Darryl-Reeves-Mecury-Cover-1

First Rock from the Sun
Mercury (4.5 Ws)

In the last half-century, several international space programs have allocated funding for exploratory missions to Mars. No men have gone, but there have been plenty of little machines hunting for traces of life, past or present. To many scientists’ pleasant surprise, there is life on Mars, or at least there was—evidence of a once lush planet, not unlike our own.

There are no missions, however, manned or otherwise, on their way to Mercury. The tiny planet is a dense metal ball, uninhabitable, untouchable, and the sun’s first course in its final, galaxy-swallowing feast.

We know these things about Mercury through highly intricate math, advanced machinery. But no one knows, or can know what Mercury is truly like: no one has been, and no one can, in our fragile human state.

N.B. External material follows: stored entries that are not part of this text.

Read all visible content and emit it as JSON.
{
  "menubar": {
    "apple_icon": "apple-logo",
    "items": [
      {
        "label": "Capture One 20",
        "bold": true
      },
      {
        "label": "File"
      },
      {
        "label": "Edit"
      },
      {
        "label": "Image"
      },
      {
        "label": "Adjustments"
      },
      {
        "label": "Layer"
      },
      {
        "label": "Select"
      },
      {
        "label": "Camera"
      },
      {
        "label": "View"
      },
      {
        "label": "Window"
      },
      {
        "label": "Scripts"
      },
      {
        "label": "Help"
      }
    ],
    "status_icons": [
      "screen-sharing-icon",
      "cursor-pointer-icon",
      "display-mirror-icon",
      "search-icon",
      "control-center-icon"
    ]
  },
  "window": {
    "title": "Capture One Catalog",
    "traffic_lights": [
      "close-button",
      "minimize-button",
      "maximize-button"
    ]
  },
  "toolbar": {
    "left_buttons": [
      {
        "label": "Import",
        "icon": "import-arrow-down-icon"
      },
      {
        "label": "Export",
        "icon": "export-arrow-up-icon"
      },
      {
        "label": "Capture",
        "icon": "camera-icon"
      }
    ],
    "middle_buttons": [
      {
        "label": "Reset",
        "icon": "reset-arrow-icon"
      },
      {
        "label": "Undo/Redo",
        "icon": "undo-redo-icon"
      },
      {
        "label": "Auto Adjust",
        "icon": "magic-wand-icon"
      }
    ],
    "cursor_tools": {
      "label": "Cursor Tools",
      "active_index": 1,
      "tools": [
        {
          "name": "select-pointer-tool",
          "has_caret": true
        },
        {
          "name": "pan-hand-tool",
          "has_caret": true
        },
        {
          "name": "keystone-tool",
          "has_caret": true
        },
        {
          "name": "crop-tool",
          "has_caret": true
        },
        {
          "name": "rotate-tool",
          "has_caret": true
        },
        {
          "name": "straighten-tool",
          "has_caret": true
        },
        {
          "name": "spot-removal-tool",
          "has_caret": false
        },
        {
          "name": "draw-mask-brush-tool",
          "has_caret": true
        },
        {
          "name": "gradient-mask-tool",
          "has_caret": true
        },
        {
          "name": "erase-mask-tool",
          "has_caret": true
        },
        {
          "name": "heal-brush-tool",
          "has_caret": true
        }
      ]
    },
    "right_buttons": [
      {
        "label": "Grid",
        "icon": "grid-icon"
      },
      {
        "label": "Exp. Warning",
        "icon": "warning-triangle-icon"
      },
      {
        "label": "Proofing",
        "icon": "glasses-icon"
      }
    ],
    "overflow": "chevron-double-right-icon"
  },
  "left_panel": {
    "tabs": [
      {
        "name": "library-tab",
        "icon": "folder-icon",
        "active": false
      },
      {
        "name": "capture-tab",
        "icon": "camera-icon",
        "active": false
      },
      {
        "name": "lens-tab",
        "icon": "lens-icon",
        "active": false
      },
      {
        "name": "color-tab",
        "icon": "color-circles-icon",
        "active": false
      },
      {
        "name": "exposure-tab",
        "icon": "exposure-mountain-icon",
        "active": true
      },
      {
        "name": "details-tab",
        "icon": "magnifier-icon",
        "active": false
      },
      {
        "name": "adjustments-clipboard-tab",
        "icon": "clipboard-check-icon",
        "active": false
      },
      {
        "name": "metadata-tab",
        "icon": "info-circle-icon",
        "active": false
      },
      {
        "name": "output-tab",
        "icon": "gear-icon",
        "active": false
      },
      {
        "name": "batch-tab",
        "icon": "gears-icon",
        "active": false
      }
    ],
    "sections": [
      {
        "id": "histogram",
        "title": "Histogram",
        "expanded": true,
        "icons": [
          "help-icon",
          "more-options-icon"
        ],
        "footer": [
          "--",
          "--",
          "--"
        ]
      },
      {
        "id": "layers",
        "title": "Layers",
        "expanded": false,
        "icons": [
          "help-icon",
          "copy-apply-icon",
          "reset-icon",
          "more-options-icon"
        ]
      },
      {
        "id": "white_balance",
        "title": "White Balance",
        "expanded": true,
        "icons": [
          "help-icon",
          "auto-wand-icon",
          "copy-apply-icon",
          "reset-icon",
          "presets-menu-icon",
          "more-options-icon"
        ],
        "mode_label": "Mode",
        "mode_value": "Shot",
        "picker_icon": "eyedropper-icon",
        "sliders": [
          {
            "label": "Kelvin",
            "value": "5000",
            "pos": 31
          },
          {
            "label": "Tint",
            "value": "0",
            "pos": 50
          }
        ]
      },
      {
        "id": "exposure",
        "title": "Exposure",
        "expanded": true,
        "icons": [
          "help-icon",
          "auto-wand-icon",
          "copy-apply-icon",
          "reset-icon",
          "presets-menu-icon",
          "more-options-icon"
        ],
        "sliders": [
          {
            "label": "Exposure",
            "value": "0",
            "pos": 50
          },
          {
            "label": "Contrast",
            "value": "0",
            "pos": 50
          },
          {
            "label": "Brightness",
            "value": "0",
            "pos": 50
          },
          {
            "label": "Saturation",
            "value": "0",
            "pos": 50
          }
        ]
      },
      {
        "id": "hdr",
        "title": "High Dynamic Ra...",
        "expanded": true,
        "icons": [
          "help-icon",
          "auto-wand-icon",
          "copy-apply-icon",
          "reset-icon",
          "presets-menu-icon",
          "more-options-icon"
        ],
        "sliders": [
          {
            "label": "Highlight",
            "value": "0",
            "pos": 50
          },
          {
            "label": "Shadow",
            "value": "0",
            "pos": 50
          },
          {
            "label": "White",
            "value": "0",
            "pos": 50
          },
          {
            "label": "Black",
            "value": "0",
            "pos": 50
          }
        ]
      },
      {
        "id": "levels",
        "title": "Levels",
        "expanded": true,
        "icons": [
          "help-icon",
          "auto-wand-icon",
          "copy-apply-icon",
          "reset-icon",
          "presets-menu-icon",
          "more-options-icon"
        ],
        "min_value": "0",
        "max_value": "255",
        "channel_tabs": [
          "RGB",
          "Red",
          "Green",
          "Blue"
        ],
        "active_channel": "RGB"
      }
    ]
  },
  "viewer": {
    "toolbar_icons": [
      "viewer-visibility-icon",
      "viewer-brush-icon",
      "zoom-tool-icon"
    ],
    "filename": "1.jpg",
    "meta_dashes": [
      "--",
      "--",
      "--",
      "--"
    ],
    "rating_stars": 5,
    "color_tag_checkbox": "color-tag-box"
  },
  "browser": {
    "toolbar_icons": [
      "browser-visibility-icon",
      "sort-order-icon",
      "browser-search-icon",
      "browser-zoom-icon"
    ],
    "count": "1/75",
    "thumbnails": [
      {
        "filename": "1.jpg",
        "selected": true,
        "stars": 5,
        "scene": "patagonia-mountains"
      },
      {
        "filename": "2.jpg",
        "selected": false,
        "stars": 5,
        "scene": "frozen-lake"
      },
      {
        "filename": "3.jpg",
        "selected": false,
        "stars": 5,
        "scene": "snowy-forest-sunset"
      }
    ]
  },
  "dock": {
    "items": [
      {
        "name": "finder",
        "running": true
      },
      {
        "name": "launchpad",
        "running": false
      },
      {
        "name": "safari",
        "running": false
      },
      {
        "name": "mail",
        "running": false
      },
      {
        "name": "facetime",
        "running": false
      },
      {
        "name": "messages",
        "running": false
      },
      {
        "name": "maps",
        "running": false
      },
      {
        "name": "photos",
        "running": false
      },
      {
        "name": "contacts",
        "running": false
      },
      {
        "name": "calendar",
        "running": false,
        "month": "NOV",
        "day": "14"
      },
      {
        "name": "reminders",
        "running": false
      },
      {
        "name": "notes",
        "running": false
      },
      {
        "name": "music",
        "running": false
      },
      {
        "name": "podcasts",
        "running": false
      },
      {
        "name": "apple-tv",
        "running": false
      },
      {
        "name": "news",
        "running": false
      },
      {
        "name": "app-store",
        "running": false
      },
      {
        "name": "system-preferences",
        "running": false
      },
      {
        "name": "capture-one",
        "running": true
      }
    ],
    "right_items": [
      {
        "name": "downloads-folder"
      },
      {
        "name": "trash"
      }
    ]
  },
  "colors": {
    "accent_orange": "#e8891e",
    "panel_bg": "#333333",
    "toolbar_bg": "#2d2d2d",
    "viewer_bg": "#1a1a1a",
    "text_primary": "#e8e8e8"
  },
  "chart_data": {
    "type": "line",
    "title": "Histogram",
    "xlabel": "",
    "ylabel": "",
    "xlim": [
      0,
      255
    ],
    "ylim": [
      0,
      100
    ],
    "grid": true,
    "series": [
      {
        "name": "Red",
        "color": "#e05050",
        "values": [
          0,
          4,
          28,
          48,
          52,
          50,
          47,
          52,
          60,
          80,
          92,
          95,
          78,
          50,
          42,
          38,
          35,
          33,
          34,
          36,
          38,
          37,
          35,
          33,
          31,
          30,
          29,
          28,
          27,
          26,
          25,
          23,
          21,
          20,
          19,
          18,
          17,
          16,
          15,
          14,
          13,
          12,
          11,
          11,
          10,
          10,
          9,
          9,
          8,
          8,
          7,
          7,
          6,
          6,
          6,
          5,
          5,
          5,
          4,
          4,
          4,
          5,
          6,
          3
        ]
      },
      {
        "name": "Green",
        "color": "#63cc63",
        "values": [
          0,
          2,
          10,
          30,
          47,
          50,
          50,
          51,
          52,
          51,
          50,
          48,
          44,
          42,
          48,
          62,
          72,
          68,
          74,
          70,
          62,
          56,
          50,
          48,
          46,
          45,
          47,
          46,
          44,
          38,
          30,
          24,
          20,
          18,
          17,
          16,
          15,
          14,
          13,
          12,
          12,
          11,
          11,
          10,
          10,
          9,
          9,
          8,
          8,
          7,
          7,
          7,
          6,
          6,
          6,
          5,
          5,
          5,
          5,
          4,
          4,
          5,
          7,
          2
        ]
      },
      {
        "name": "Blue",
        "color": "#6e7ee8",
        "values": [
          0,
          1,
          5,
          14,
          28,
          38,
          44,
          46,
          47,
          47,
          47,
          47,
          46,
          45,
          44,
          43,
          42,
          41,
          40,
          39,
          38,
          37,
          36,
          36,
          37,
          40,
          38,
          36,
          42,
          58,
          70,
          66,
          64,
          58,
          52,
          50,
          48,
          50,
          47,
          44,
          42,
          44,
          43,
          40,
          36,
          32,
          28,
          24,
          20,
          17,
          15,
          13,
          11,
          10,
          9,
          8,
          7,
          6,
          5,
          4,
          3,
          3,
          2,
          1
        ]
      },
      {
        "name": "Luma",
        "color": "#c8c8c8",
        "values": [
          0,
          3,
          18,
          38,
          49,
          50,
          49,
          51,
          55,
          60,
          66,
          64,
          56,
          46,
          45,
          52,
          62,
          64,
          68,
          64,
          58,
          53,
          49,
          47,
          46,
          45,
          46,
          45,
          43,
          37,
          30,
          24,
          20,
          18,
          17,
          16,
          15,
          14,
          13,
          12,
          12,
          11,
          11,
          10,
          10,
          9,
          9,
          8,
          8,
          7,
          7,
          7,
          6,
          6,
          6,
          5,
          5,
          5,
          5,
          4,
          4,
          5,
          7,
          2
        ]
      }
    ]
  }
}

That’s why, when an artist dedicates a project to the ultimate unknowable, our imaginations, not our telescopes, are the most important tools we’ve got.

Darryl Reeves is one such artist. His brand-new release is named for our galaxy’s hot little marble, which, through avid astrologers and those needing an explanation for their own bad luck, is a little galactic celebrity come Retrograde.

In fact, Reeves, an alto saxophonist, features a song entitled “Retrograde” on the album. Taking what you know from those addled by the phenomenon, you might be able to sense in the music what many claim they experience every time Mercury appears to reverse its course. But what’s interesting is that, though the song is called “Retrograde,” it’s not a track of “things going wrong,” i.e., starts and stops, tortured vocals, or harmonic dissonance—the latter of which might be the most obvious way one could express the concept of spiritual/cosmic dissonance.

This sense of subtlety, of suggestion over assumption, is what gives Reeves his power. There are plenty of keyboard and electronic sounds (provided by Kenny Banks), which are unmistakably “cosmic” in sound; but conceptually, Reeves and his band go much further than “space theme music.”

Such a stretch is necessary for Reeves, whose style is the sort many would automatically dub “fusion.” He is wittingly part of the long legacy of jazz musicians who incorporate elements of the electronic, soulful, and funky into their structurally complex improvised music—and who suffer endless criticism from so-called purists. The most obvious progenitor to Reeves’ style is Miles Davis’ Bitches Brew: that album was a turning point for Davis, and jazz’s sound as a whole; and, at first glance, you can’t help but notice the kinship between the two albums, at least in their devotion to musical alchemy (and their album covers, for that matter).

On a more recent scale, Reeves deserves comparison to the Atlanta-based jazz group Jaspects. Reeves himself is an Atlantan, and shares with the group an obvious love for hip-hop, as evidenced by Kenton Bostick’s style of drumming, and the inclusion of emcee D-Focis on the Donald Byrd tune “Think Twice.”

But Reeves’ cover of “Think Twice,” while an homage to hip-hop, is also an important homage to the legacy of Donald Byrd and his contemporaries. Reeves’ arrangement of the tune is not tremendously different from the original, which, in today’s jazz, is strange, since many artists seem to do just the opposite. But for Reeves to try to wildly reinvent a tune by an artist to whom he clearly owes so much of his style, would be foolish, arrogant—and he knows it. Thus, his changes are simple: he plays with the time, feel, and form of the song and, of course, adds a rap verse. But through this simplicity, he does the important work of honoring his musical ancestors. He combines what’s good and what works with what’s new, and yet to be universally accepted. He pushes the music where it needs to go—forward. Away from the static, out into eternal orbit.